1979 un eylül ayı geldiğinde Fatihte solcularla girdiğim bir çatışma neticesinde tutuklandım. Tamda o gün Mehmet Ali’nin düğünü vardı o yüzden onu eylemden uzak tutmuştuk. Ben de akşam düğüne katılacaktım ama olmadı bana cezaevi yolu görünmüştü. Ben cezaevindeyken Mehmet Ali yarım bıraktığımız işi tamamlamak üzere birkaç arkadaşla birlikte Afganistan’a gitmiş cihada katılmıştı, bir operasyon sırasında dağda kayalardan düşmüş ve ayağını kırmıştı tedavi için önce İran’a oradan da Türkiye’ye dönmüştü. O Afganistandayken bir kızı dünyaya geldi cezaevine getirdiler kulağına ezanını okuduk Sümeyye adını koyduk ..

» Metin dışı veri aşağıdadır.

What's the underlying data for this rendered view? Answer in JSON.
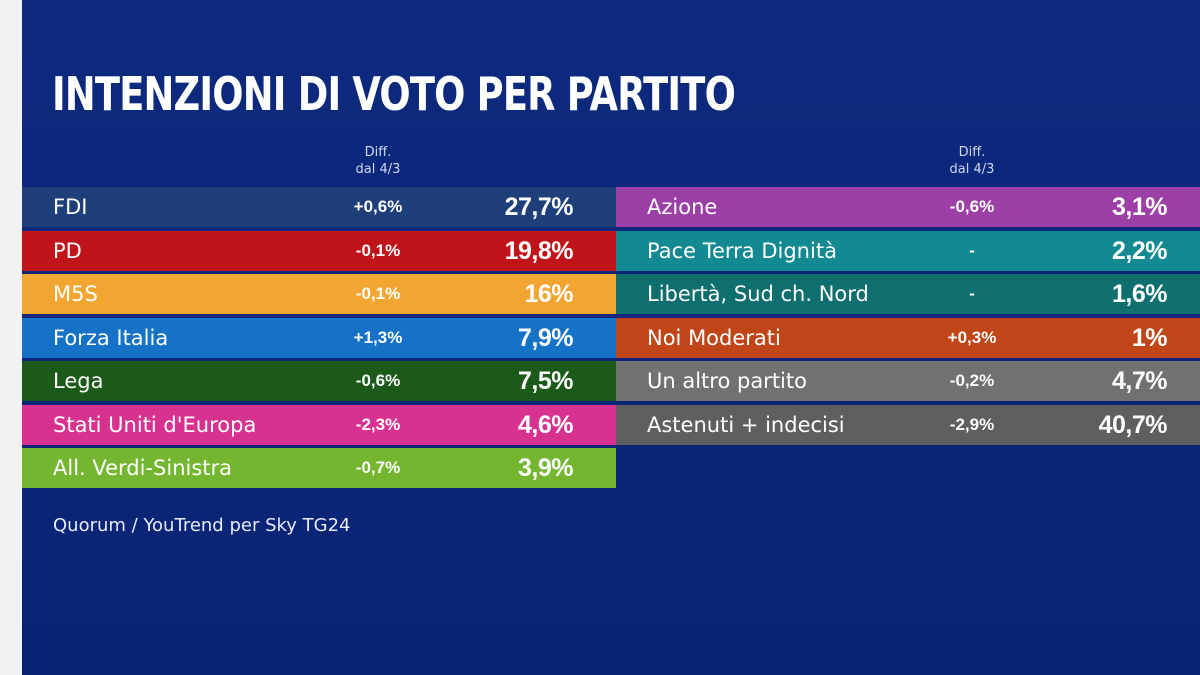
{
  "title": "INTENZIONI DI VOTO PER PARTITO",
  "diff_header": {
    "line1": "Diff.",
    "line2": "dal 4/3"
  },
  "source": "Quorum / YouTrend per Sky TG24",
  "colors": {
    "background": "#0b2679",
    "fdi": "#1e3f7a",
    "pd": "#c0131a",
    "m5s": "#f2a531",
    "forza_italia": "#1572c7",
    "lega": "#1c5a1a",
    "stati_uniti_europa": "#d7328f",
    "avs": "#74b62f",
    "azione": "#9c3fa6",
    "pace_terra_dignita": "#138a91",
    "liberta_sud_nord": "#0f6e6e",
    "noi_moderati": "#c0461a",
    "un_altro_partito": "#717171",
    "astenuti": "#5f5f5f"
  },
  "chart_data": {
    "type": "table",
    "title": "INTENZIONI DI VOTO PER PARTITO",
    "columns": [
      "",
      "Diff. dal 4/3",
      ""
    ],
    "left": [
      {
        "party": "FDI",
        "diff": "+0,6%",
        "value": "27,7%",
        "color": "#1e3f7a"
      },
      {
        "party": "PD",
        "diff": "-0,1%",
        "value": "19,8%",
        "color": "#c0131a"
      },
      {
        "party": "M5S",
        "diff": "-0,1%",
        "value": "16%",
        "color": "#f2a531"
      },
      {
        "party": "Forza Italia",
        "diff": "+1,3%",
        "value": "7,9%",
        "color": "#1572c7"
      },
      {
        "party": "Lega",
        "diff": "-0,6%",
        "value": "7,5%",
        "color": "#1c5a1a"
      },
      {
        "party": "Stati Uniti d'Europa",
        "diff": "-2,3%",
        "value": "4,6%",
        "color": "#d7328f"
      },
      {
        "party": "All. Verdi-Sinistra",
        "diff": "-0,7%",
        "value": "3,9%",
        "color": "#74b62f"
      }
    ],
    "right": [
      {
        "party": "Azione",
        "diff": "-0,6%",
        "value": "3,1%",
        "color": "#9c3fa6"
      },
      {
        "party": "Pace Terra Dignità",
        "diff": "-",
        "value": "2,2%",
        "color": "#138a91"
      },
      {
        "party": "Libertà, Sud ch. Nord",
        "diff": "-",
        "value": "1,6%",
        "color": "#0f6e6e"
      },
      {
        "party": "Noi Moderati",
        "diff": "+0,3%",
        "value": "1%",
        "color": "#c0461a"
      },
      {
        "party": "Un altro partito",
        "diff": "-0,2%",
        "value": "4,7%",
        "color": "#717171"
      },
      {
        "party": "Astenuti + indecisi",
        "diff": "-2,9%",
        "value": "40,7%",
        "color": "#5f5f5f"
      }
    ]
  }
}
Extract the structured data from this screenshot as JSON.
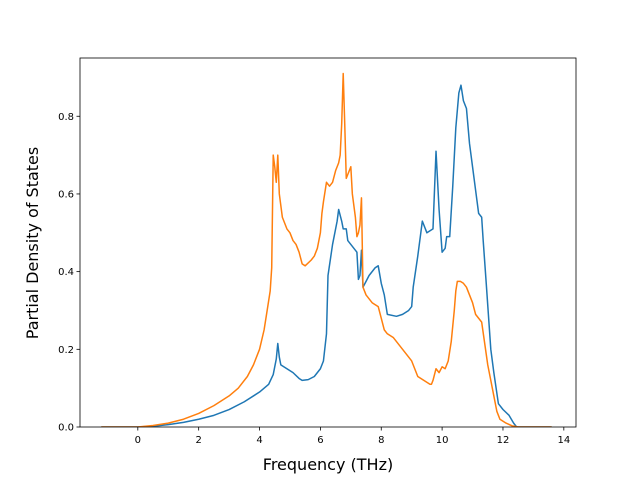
{
  "chart_data": {
    "type": "line",
    "title": "",
    "xlabel": "Frequency (THz)",
    "ylabel": "Partial Density of States",
    "xlim": [
      -1.9,
      14.4
    ],
    "ylim": [
      0,
      0.95
    ],
    "xticks": [
      0,
      2,
      4,
      6,
      8,
      10,
      12,
      14
    ],
    "yticks": [
      0.0,
      0.2,
      0.4,
      0.6,
      0.8
    ],
    "xtick_labels": [
      "0",
      "2",
      "4",
      "6",
      "8",
      "10",
      "12",
      "14"
    ],
    "ytick_labels": [
      "0.0",
      "0.2",
      "0.4",
      "0.6",
      "0.8"
    ],
    "grid": false,
    "legend": "none",
    "series": [
      {
        "color": "#1f77b4",
        "points": [
          [
            -1.2,
            0.0
          ],
          [
            0.0,
            0.0
          ],
          [
            0.5,
            0.002
          ],
          [
            1.0,
            0.006
          ],
          [
            1.5,
            0.012
          ],
          [
            2.0,
            0.02
          ],
          [
            2.5,
            0.03
          ],
          [
            3.0,
            0.045
          ],
          [
            3.5,
            0.065
          ],
          [
            4.0,
            0.09
          ],
          [
            4.3,
            0.11
          ],
          [
            4.45,
            0.135
          ],
          [
            4.55,
            0.175
          ],
          [
            4.6,
            0.215
          ],
          [
            4.65,
            0.18
          ],
          [
            4.7,
            0.16
          ],
          [
            4.9,
            0.15
          ],
          [
            5.1,
            0.14
          ],
          [
            5.3,
            0.125
          ],
          [
            5.4,
            0.12
          ],
          [
            5.6,
            0.122
          ],
          [
            5.8,
            0.13
          ],
          [
            6.0,
            0.15
          ],
          [
            6.1,
            0.17
          ],
          [
            6.2,
            0.24
          ],
          [
            6.25,
            0.39
          ],
          [
            6.4,
            0.47
          ],
          [
            6.55,
            0.53
          ],
          [
            6.6,
            0.56
          ],
          [
            6.7,
            0.53
          ],
          [
            6.75,
            0.51
          ],
          [
            6.85,
            0.51
          ],
          [
            6.9,
            0.48
          ],
          [
            7.0,
            0.47
          ],
          [
            7.1,
            0.46
          ],
          [
            7.2,
            0.45
          ],
          [
            7.25,
            0.38
          ],
          [
            7.3,
            0.39
          ],
          [
            7.35,
            0.455
          ],
          [
            7.4,
            0.36
          ],
          [
            7.5,
            0.375
          ],
          [
            7.6,
            0.39
          ],
          [
            7.8,
            0.41
          ],
          [
            7.9,
            0.415
          ],
          [
            8.0,
            0.37
          ],
          [
            8.1,
            0.34
          ],
          [
            8.2,
            0.29
          ],
          [
            8.5,
            0.285
          ],
          [
            8.7,
            0.29
          ],
          [
            8.9,
            0.3
          ],
          [
            9.0,
            0.31
          ],
          [
            9.05,
            0.36
          ],
          [
            9.2,
            0.44
          ],
          [
            9.3,
            0.5
          ],
          [
            9.35,
            0.53
          ],
          [
            9.5,
            0.5
          ],
          [
            9.7,
            0.51
          ],
          [
            9.8,
            0.71
          ],
          [
            9.9,
            0.56
          ],
          [
            10.0,
            0.45
          ],
          [
            10.1,
            0.46
          ],
          [
            10.15,
            0.49
          ],
          [
            10.25,
            0.49
          ],
          [
            10.35,
            0.62
          ],
          [
            10.45,
            0.77
          ],
          [
            10.55,
            0.86
          ],
          [
            10.62,
            0.88
          ],
          [
            10.7,
            0.84
          ],
          [
            10.8,
            0.82
          ],
          [
            10.9,
            0.73
          ],
          [
            11.0,
            0.67
          ],
          [
            11.1,
            0.61
          ],
          [
            11.2,
            0.55
          ],
          [
            11.3,
            0.54
          ],
          [
            11.35,
            0.48
          ],
          [
            11.45,
            0.37
          ],
          [
            11.6,
            0.2
          ],
          [
            11.7,
            0.14
          ],
          [
            11.85,
            0.06
          ],
          [
            12.0,
            0.045
          ],
          [
            12.2,
            0.03
          ],
          [
            12.35,
            0.01
          ],
          [
            12.45,
            0.0
          ],
          [
            13.6,
            0.0
          ]
        ]
      },
      {
        "color": "#ff7f0e",
        "points": [
          [
            -1.2,
            0.0
          ],
          [
            0.0,
            0.0
          ],
          [
            0.5,
            0.004
          ],
          [
            1.0,
            0.01
          ],
          [
            1.5,
            0.02
          ],
          [
            2.0,
            0.035
          ],
          [
            2.5,
            0.055
          ],
          [
            3.0,
            0.08
          ],
          [
            3.3,
            0.1
          ],
          [
            3.6,
            0.13
          ],
          [
            3.8,
            0.16
          ],
          [
            4.0,
            0.2
          ],
          [
            4.15,
            0.25
          ],
          [
            4.25,
            0.3
          ],
          [
            4.35,
            0.35
          ],
          [
            4.4,
            0.41
          ],
          [
            4.45,
            0.7
          ],
          [
            4.5,
            0.67
          ],
          [
            4.55,
            0.63
          ],
          [
            4.6,
            0.7
          ],
          [
            4.65,
            0.6
          ],
          [
            4.75,
            0.54
          ],
          [
            4.9,
            0.51
          ],
          [
            5.0,
            0.5
          ],
          [
            5.1,
            0.48
          ],
          [
            5.2,
            0.47
          ],
          [
            5.3,
            0.45
          ],
          [
            5.4,
            0.42
          ],
          [
            5.5,
            0.415
          ],
          [
            5.7,
            0.43
          ],
          [
            5.8,
            0.44
          ],
          [
            5.9,
            0.46
          ],
          [
            6.0,
            0.5
          ],
          [
            6.05,
            0.55
          ],
          [
            6.1,
            0.58
          ],
          [
            6.2,
            0.63
          ],
          [
            6.3,
            0.62
          ],
          [
            6.4,
            0.63
          ],
          [
            6.5,
            0.66
          ],
          [
            6.6,
            0.68
          ],
          [
            6.65,
            0.7
          ],
          [
            6.7,
            0.78
          ],
          [
            6.75,
            0.91
          ],
          [
            6.8,
            0.78
          ],
          [
            6.85,
            0.64
          ],
          [
            6.9,
            0.65
          ],
          [
            7.0,
            0.67
          ],
          [
            7.05,
            0.6
          ],
          [
            7.15,
            0.54
          ],
          [
            7.2,
            0.49
          ],
          [
            7.25,
            0.5
          ],
          [
            7.3,
            0.52
          ],
          [
            7.35,
            0.59
          ],
          [
            7.4,
            0.36
          ],
          [
            7.5,
            0.34
          ],
          [
            7.6,
            0.33
          ],
          [
            7.7,
            0.32
          ],
          [
            7.9,
            0.31
          ],
          [
            8.0,
            0.28
          ],
          [
            8.1,
            0.25
          ],
          [
            8.2,
            0.24
          ],
          [
            8.4,
            0.23
          ],
          [
            8.6,
            0.21
          ],
          [
            8.8,
            0.19
          ],
          [
            9.0,
            0.17
          ],
          [
            9.1,
            0.15
          ],
          [
            9.2,
            0.13
          ],
          [
            9.4,
            0.12
          ],
          [
            9.6,
            0.11
          ],
          [
            9.65,
            0.11
          ],
          [
            9.7,
            0.12
          ],
          [
            9.8,
            0.15
          ],
          [
            9.9,
            0.14
          ],
          [
            10.0,
            0.155
          ],
          [
            10.1,
            0.15
          ],
          [
            10.2,
            0.17
          ],
          [
            10.3,
            0.22
          ],
          [
            10.4,
            0.3
          ],
          [
            10.45,
            0.35
          ],
          [
            10.5,
            0.375
          ],
          [
            10.6,
            0.375
          ],
          [
            10.7,
            0.37
          ],
          [
            10.8,
            0.36
          ],
          [
            10.9,
            0.34
          ],
          [
            11.0,
            0.32
          ],
          [
            11.1,
            0.29
          ],
          [
            11.2,
            0.28
          ],
          [
            11.3,
            0.27
          ],
          [
            11.5,
            0.16
          ],
          [
            11.6,
            0.12
          ],
          [
            11.7,
            0.08
          ],
          [
            11.8,
            0.04
          ],
          [
            11.9,
            0.02
          ],
          [
            12.1,
            0.01
          ],
          [
            12.3,
            0.003
          ],
          [
            12.5,
            0.0
          ],
          [
            13.6,
            0.0
          ]
        ]
      }
    ]
  }
}
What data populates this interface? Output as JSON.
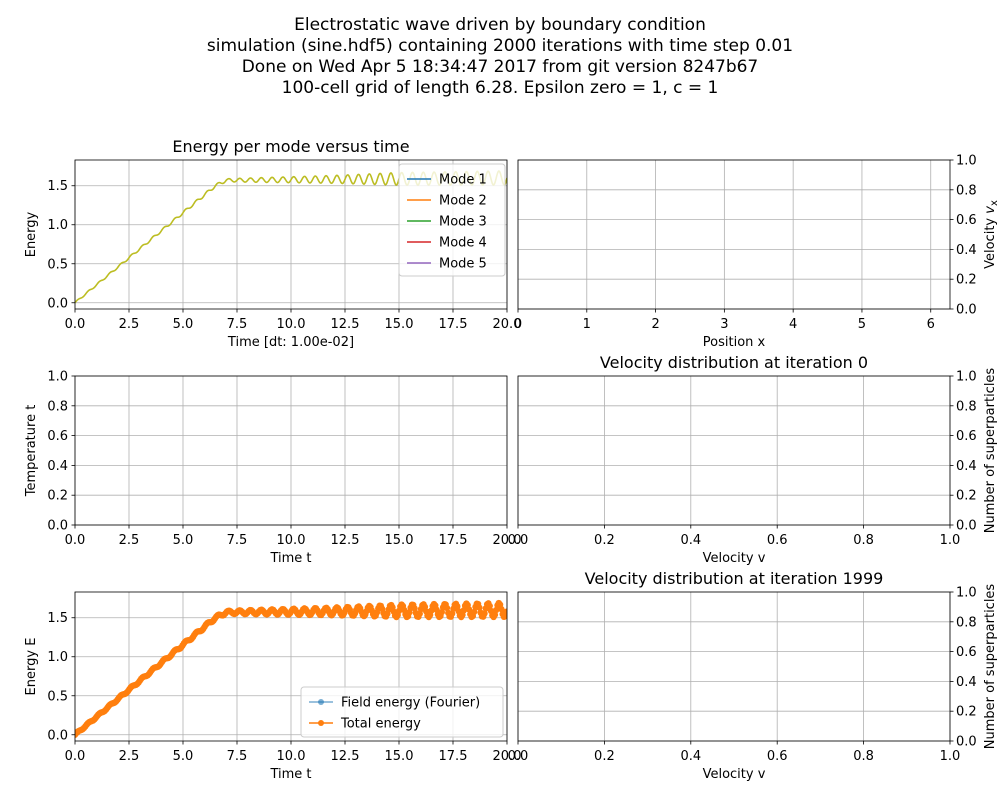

Cezaevleri ve askerlik sürecim 1985 te bitmişti Mehmet Ali ile tekrar bir aradaydık geçimimizi sağlamak için ortak bir iş kurduk. O zamana kadar Mehmet Ali hem Ankara da okuyor hem de cami önlerinde koku ve saat pili satarak geçimini sağlıyordu..
Bu arada ortak dostlarımızla yaptığımız istişareler neticesinde Tevhid dergisini çıkartmaya karar verdik. Mehmet Ali derginin sorumlu müdürü olmuştu ardından dergiyi kapatıp Selam gazetesini çıkartmaya başladık Mehmet Ali gazetede de sorumluluk üstlenmişti..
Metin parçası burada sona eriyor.